El grave suceso ocurrió minutos antes de las 21 y tuvo lugar en la vivienda de Sarmiento al 4300, lugar donde reside desde hace años María Isabel Martos, una jubilada de 65 años.
Anoche la señora, como todos los jueves, había salido a cumplir unos trámites ignorando que a su regreso iba a pasar por una de las experiencias más dramáticas de su vida.
Lo más temido
A poco de ingresar la mujer advirtió que ciertas costumbres de la casa habían variado. Por ejemplo, sus dos perritas no habían salido a “recibirla” como lo hacían siempre.
Otro detalle fue que al dirigirse hacia la cocina observó que un vidrio pequeño de la puerta de ingreso estaba roto. “Voy a tener que cambiarlo, antes que llegue el invierno”, pensó ingenua.
Los minutos pasaban y el silencio provocado por la ausencia de los ladridos de las perras era cada vez peor. Intuía que algo muy raro estaba pasando. Y así fue nomás.
Detuvo su marcha frente a uno de los dormitorios. En el preciso instante que se detuvo a pensar sintió todo el peso de la violencia en sus hombros.

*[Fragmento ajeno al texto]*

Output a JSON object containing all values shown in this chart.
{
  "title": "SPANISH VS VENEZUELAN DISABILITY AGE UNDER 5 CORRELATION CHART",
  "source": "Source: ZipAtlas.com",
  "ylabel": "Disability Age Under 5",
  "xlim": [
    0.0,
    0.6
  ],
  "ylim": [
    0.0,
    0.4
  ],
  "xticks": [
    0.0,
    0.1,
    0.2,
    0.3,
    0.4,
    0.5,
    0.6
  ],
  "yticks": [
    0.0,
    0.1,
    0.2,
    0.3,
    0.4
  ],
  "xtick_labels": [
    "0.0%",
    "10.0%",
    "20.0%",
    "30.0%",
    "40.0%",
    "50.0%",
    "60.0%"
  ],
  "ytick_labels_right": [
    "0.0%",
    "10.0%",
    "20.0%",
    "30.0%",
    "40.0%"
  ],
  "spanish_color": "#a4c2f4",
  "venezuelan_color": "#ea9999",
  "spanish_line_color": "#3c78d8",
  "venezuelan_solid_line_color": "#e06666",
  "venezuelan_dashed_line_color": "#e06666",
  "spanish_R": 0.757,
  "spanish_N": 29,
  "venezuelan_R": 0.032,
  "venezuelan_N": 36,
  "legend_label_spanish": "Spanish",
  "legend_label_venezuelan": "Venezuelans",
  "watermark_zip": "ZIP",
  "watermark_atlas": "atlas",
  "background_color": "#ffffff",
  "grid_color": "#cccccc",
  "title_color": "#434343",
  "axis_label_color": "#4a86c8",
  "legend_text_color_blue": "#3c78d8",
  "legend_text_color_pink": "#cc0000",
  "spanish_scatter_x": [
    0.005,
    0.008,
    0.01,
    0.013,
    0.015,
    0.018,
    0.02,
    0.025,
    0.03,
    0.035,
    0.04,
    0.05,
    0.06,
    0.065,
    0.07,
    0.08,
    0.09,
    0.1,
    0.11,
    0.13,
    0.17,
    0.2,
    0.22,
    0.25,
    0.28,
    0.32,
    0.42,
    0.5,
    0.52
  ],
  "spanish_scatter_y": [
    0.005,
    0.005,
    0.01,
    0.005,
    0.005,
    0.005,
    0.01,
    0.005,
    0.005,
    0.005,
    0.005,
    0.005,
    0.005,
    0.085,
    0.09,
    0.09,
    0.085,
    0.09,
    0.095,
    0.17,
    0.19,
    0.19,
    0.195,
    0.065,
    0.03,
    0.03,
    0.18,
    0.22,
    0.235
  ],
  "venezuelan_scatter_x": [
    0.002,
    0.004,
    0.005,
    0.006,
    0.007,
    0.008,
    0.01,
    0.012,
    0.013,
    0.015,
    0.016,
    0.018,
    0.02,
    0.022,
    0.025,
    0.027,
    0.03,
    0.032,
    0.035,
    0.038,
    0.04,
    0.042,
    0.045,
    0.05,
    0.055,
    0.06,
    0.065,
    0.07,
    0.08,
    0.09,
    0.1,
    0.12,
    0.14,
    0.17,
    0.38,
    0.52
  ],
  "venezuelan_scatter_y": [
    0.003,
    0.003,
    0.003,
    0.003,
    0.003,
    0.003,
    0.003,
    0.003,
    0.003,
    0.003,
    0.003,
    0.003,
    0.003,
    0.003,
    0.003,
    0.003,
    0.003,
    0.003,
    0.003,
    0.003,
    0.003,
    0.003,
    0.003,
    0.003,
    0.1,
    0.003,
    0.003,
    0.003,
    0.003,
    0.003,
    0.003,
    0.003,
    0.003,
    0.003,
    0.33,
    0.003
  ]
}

Un sujeto, la tomó de los pelos y en cuestión de segundos ya la tenía reducida contra el suelo.
Sin gritos, sin perros
La primera reacción de María fue gritar, pero enseguida recibió una orden certera: “dejá de gritar porque te mato. Además, hacé callar a esos perros. No me mirés y decime rápido dónde está la plata”.

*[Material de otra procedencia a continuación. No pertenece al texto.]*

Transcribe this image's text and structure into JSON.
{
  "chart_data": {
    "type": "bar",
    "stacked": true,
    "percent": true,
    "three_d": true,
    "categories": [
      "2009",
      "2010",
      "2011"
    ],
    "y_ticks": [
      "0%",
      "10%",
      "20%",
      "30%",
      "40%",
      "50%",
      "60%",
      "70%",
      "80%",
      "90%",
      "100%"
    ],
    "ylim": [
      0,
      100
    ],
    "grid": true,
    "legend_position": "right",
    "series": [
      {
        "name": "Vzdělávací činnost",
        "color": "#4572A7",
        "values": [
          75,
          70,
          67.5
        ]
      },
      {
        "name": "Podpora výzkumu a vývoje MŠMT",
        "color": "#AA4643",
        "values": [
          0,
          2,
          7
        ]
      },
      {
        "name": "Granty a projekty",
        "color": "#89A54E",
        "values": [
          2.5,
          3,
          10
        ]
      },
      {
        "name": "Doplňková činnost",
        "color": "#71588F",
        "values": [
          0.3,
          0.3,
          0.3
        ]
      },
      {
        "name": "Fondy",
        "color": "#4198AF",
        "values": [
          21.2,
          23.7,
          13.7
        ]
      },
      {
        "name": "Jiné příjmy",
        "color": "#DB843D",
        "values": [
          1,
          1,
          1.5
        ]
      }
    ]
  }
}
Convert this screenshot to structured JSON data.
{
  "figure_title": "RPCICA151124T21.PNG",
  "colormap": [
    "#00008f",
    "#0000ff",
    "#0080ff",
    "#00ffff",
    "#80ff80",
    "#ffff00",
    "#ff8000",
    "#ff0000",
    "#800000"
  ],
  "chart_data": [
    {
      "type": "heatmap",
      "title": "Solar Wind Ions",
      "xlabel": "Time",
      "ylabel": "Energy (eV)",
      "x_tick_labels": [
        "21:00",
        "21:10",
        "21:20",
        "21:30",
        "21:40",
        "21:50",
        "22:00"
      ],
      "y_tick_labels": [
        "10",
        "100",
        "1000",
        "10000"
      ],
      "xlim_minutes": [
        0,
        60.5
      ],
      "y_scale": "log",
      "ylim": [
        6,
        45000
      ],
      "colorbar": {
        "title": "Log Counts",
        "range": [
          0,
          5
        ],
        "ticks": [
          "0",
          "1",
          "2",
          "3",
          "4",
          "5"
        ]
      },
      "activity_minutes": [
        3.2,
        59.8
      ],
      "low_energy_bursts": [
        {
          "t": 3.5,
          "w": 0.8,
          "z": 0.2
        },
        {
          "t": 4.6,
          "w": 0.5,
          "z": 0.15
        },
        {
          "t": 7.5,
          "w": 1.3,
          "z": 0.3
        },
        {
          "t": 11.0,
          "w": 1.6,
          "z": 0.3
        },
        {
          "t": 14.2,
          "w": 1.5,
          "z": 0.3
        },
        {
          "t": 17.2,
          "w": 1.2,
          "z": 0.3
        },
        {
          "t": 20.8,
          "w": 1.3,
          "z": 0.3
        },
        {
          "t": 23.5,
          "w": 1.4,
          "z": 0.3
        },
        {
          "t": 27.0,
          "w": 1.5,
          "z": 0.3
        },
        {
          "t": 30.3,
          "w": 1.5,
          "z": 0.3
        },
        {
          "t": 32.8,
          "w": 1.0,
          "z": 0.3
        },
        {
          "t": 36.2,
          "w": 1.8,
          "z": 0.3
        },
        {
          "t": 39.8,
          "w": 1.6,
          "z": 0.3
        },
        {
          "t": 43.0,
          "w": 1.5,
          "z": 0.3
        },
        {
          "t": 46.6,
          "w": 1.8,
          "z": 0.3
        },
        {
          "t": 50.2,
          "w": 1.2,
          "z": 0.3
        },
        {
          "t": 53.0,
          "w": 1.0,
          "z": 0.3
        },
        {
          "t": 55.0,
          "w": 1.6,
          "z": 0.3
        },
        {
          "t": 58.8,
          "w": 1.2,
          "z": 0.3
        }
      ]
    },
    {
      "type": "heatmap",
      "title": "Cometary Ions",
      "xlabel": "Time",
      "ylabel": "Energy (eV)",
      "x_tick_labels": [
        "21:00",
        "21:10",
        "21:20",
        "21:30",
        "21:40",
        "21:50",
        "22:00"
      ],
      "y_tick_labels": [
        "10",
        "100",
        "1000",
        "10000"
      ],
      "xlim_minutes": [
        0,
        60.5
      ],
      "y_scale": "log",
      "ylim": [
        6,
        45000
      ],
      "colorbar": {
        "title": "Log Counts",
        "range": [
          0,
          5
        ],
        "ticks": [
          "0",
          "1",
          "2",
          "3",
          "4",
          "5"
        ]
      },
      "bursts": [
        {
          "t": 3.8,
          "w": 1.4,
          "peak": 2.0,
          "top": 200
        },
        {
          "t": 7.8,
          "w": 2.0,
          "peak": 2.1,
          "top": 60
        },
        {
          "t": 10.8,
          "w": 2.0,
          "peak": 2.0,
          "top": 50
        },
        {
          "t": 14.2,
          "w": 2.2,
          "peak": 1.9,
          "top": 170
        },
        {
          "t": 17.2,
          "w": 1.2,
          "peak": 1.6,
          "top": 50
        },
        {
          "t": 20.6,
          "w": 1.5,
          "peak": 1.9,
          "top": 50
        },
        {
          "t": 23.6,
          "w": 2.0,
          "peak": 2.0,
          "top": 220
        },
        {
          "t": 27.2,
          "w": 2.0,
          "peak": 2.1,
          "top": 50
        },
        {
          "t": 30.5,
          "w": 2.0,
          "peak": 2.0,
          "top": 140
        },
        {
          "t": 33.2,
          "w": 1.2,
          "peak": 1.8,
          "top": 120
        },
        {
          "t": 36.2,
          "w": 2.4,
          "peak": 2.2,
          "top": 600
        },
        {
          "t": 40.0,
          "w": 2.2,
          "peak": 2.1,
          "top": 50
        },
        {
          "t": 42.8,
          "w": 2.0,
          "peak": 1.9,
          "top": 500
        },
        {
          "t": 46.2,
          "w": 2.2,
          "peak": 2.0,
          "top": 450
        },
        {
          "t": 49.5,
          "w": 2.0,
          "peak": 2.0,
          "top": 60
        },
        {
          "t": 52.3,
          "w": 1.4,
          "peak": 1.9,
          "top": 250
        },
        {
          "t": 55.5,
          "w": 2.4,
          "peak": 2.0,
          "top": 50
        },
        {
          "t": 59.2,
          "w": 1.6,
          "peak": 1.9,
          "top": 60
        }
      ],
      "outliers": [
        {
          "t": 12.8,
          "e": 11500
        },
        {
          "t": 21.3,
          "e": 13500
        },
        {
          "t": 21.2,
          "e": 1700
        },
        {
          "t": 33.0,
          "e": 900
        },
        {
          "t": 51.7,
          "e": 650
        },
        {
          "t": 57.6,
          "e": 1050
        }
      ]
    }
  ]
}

En todo momento el rufián actuó con seguridad en sus movimientos. Según se supo estaba armado con un cuchillo del tipo Tramontina, de cocina.
Los forcejeos que realizó el delincuente para vencer la vertical de la víctima dejaron sus huellas. María terminó con una herida cortante en la cabeza, además de lesiones en sus piernas y hombros. Y ni hablar del terrible impacto psicológico que aún le provoca lágrimas cuando lo relata.

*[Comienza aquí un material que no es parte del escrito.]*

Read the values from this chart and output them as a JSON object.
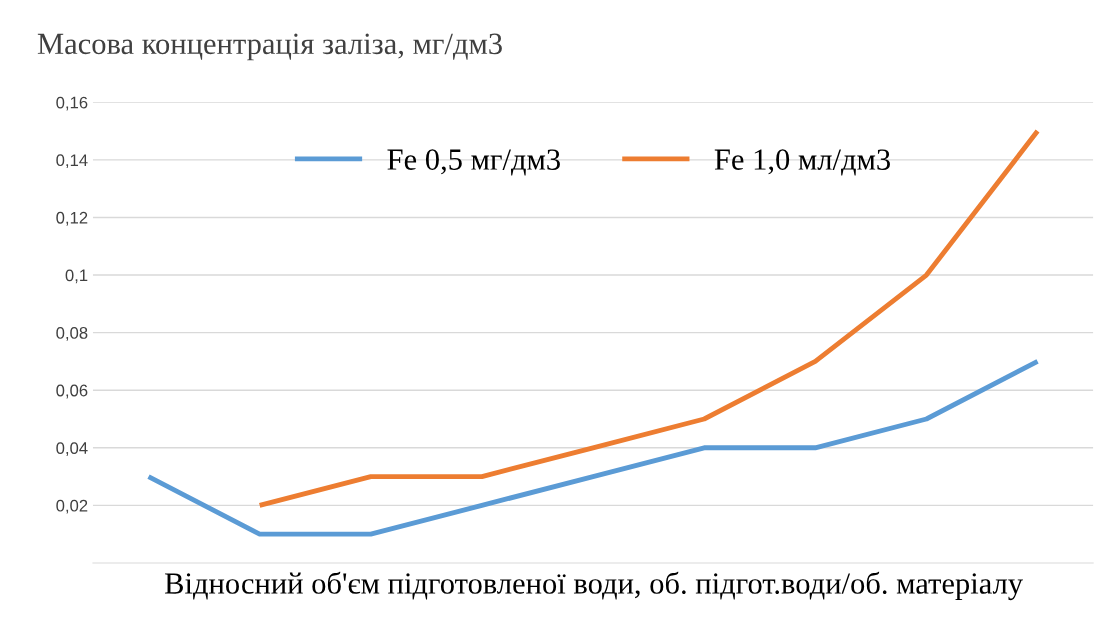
{
  "chart_data": {
    "type": "line",
    "ylabel": "Масова концентрація заліза, мг/дм3",
    "xlabel": "Відносний об'єм підготовленої води, об. підгот.води/об. матеріалу",
    "categories": [
      null,
      null,
      null,
      null,
      null,
      null,
      null,
      null,
      null
    ],
    "series": [
      {
        "name": "Fe 0,5 мг/дм3",
        "color": "#5b9bd5",
        "values": [
          0.03,
          0.01,
          0.01,
          0.02,
          0.03,
          0.04,
          0.04,
          0.05,
          0.07
        ]
      },
      {
        "name": "Fe 1,0 мл/дм3",
        "color": "#ed7d31",
        "values": [
          null,
          0.02,
          0.03,
          0.03,
          0.04,
          0.05,
          0.07,
          0.1,
          0.15
        ]
      }
    ],
    "ylim": [
      0,
      0.16
    ],
    "yticks": [
      {
        "value": 0.02,
        "label": "0,02"
      },
      {
        "value": 0.04,
        "label": "0,04"
      },
      {
        "value": 0.06,
        "label": "0,06"
      },
      {
        "value": 0.08,
        "label": "0,08"
      },
      {
        "value": 0.1,
        "label": "0,1"
      },
      {
        "value": 0.12,
        "label": "0,12"
      },
      {
        "value": 0.14,
        "label": "0,14"
      },
      {
        "value": 0.16,
        "label": "0,16"
      }
    ],
    "grid": "y",
    "legend": "top",
    "marker": "none",
    "line_style": "solid"
  }
}
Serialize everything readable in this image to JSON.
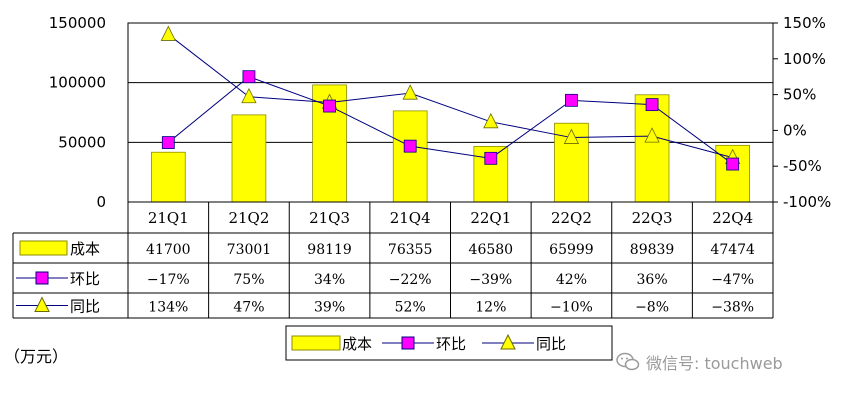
{
  "chart_data": {
    "type": "bar",
    "categories": [
      "21Q1",
      "21Q2",
      "21Q3",
      "21Q4",
      "22Q1",
      "22Q2",
      "22Q3",
      "22Q4"
    ],
    "series": [
      {
        "name": "成本",
        "type": "bar",
        "axis": "left",
        "values": [
          41700,
          73001,
          98119,
          76355,
          46580,
          65999,
          89839,
          47474
        ],
        "labels": [
          "41700",
          "73001",
          "98119",
          "76355",
          "46580",
          "65999",
          "89839",
          "47474"
        ]
      },
      {
        "name": "环比",
        "type": "line",
        "axis": "right",
        "marker": "square",
        "values": [
          -17,
          75,
          34,
          -22,
          -39,
          42,
          36,
          -47
        ],
        "labels": [
          "-17%",
          "75%",
          "34%",
          "-22%",
          "-39%",
          "42%",
          "36%",
          "-47%"
        ]
      },
      {
        "name": "同比",
        "type": "line",
        "axis": "right",
        "marker": "triangle",
        "values": [
          134,
          47,
          39,
          52,
          12,
          -10,
          -8,
          -38
        ],
        "labels": [
          "134%",
          "47%",
          "39%",
          "52%",
          "12%",
          "-10%",
          "-8%",
          "-38%"
        ]
      }
    ],
    "ylim_left": [
      0,
      150000
    ],
    "yticks_left": [
      "0",
      "50000",
      "100000",
      "150000"
    ],
    "ylim_right": [
      -100,
      150
    ],
    "yticks_right": [
      "-100%",
      "-50%",
      "0%",
      "50%",
      "100%",
      "150%"
    ],
    "grid": true,
    "legend": "bottom",
    "data_table": true
  },
  "colors": {
    "bar": "#ffff00",
    "bar_edge": "#8c8c00",
    "square": "#ff00ff",
    "triangle": "#ffff00",
    "line": "#000080"
  },
  "unit_label": "（万元）",
  "watermark": "微信号: touchweb"
}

Al cabo de unos minutos el mismo ladrón la ayudó para que se levante. La tomó del cuello desde atrás y, tras recordarle que no debía mirarlo a la cara, le ordenó que le dijera dónde estaba el dinero.
A la pobre María no le alcanzaban las palabras para decirle que “a mal puerto había llegado si es que allí pretendía hacerse de una cifra millonaria.”.
El botín
Conocedor del asunto el rufián comenzó a abrir cajones por todos lados. Lo único que logró encontrar fueron unos magros 30 pesos que no desestimó.
Pero también en su recorrida el malviviente se llevó un objeto de mucho valor sentimental para la dueña de casa. Una medalla con la virgen de los reyes de España. “Era el único recuerdo que tenía de mi abuela paterna”, dijo hoy María llorando.
“Perdón señora”.
Ya convencido que no iba a salir rico de esa casa, el delincuente comenzó a preparar su retirada. Aunque en plena faena dejó en claro sus muestras de humanidad.
Tomó una de las cortinas tejidas con las que María habitualmente “engorda” su jubilación, y la utilizó para atarle las manos hacia atrás. Luego agarró otro pedazo de tela se lo colocó en la boca a modo de mordaza.
“Bueno, ya casi terminamos. Ahora espere diez minutos y no se le ocurra comenzar a gritar. Ah… perdón señora”, le dijo el rufián antes de desaparecer de la casa.